Veraguas C.D.
- Full name: Vergauas Club Deportivo
- Founded: 2005
- Ground: Estadio Áristocles Castillo
- Owner: Joaquín Zulategui
- Chairman: Manuel Mirambel
- Manager: Isaac Jové Rubí
- League: Liga Panameña de Fútbol
- Website: https://www.veraguasunitedfc.com/
| Home colours | Away colours | Third colours |

= Veraguas Club Deportivo =

Panamanian football club

Veraguas C.D. is a Panamanian football team playing at the Liga Panameña de Fútbol. It is based in Santiago de Veraguas and it has been in the LPF League since the 2021 season, part of the league's twelve team expansion project.

==History==
The club was founded in 2005 by the Sindicato Único Nacional de Trabajadores de la Industria de la Construcción y Similares de Panamá (SUNTRACS).

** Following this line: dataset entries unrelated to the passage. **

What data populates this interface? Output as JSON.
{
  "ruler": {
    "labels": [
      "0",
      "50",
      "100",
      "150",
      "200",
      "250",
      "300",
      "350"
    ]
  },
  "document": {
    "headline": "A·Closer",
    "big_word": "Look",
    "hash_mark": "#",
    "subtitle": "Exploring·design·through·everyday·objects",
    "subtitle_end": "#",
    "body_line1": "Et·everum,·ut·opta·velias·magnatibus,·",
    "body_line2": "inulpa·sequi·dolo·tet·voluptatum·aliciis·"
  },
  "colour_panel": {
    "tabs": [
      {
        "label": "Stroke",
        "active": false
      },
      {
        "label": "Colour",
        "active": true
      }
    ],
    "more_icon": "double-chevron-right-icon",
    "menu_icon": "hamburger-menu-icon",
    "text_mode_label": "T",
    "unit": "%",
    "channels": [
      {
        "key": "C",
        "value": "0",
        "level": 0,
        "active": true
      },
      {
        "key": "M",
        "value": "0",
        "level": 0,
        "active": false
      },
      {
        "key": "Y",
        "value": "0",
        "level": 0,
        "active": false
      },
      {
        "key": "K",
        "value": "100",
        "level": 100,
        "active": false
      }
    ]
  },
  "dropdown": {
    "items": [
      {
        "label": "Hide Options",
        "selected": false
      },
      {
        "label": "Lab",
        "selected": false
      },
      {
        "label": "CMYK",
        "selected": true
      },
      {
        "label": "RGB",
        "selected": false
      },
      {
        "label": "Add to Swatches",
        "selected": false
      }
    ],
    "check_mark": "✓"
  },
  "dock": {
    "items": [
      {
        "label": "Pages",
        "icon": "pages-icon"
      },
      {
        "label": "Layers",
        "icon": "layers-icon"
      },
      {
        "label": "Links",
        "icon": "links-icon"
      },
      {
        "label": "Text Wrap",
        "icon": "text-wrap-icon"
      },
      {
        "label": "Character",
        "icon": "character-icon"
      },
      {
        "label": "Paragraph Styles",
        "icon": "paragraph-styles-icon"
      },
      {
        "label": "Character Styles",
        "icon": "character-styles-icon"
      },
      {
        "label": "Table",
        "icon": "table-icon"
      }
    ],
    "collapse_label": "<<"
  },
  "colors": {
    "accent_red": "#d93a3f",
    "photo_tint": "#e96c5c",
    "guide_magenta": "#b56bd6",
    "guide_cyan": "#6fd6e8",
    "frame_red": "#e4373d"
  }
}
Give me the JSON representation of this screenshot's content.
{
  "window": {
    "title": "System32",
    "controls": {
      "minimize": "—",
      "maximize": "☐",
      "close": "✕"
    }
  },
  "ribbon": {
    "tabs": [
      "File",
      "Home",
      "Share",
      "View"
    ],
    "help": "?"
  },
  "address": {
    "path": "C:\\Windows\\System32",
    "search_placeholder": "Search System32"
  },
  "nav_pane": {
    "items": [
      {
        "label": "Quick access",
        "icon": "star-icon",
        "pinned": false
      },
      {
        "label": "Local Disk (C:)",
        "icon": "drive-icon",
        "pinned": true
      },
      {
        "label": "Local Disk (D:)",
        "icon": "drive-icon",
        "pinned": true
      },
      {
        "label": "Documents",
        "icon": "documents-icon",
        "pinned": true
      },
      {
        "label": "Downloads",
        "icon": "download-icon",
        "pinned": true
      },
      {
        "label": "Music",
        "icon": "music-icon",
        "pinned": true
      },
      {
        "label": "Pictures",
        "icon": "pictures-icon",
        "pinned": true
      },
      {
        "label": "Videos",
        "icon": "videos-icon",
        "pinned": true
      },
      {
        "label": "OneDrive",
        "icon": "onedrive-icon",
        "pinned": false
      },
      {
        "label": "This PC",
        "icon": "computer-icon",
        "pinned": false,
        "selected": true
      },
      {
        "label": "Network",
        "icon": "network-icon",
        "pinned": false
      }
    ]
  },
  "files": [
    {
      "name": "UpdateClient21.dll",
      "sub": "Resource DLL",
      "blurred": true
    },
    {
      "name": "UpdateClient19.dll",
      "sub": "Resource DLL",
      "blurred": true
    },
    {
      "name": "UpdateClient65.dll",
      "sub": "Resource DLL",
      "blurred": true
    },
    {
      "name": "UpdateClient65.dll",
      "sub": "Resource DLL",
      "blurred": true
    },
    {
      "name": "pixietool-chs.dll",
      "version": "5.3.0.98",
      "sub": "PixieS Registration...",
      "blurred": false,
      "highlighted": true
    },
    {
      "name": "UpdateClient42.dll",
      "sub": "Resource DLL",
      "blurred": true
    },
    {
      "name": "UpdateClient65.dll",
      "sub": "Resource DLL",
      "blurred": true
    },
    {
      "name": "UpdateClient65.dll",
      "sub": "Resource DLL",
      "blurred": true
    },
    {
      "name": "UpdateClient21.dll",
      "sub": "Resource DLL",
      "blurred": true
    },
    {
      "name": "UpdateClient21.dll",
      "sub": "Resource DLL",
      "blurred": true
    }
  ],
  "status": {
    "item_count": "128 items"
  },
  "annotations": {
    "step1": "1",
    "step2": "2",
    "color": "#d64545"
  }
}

In 2010 SUNTRACS was promoted to the Liga Nacional de Ascenso after defeating Los Pumas 5–0 in the Copa Rommel Fernández final. During their first season in the second division they were able to play the promotion playoff against Colón C-3 after defeating Independiente in penalties during the 2011 Clausura final. Unfortunately for the sindicalistas, they were defeated 2–0 and remained in the second division. They were 2014 Apertura champions, but in summer 2015 they were again beaten in the overall championship final, losing 3–0 to Atlético Nacional.

SUNTRACS's crest in 2009

==Honours==
- Liga Nacional de Ascenso: 0
Runner-up (1): 2010–11

- Copa Rommel Fernández: 1
2010

==List of coaches==
- ESP Isaac Jové (January 2021 – present)
- PAN José Anthony Torres ( – March 2022)
- ARG Daniel Lanata (March 2022 – June 2022)
- PAR Héctor Blanco (July 2022 – September 2022)
- PAN Marcos Pimentel (September 2022 - June 2024)
- COL Gonzalo Soto (July 2024 - Present)

==Futsal==
SUNTRACS also has a futsal team that plays in the Liga Elite de Fútbol Sala de Panamá (LEFP) where it enjoys a lot of success.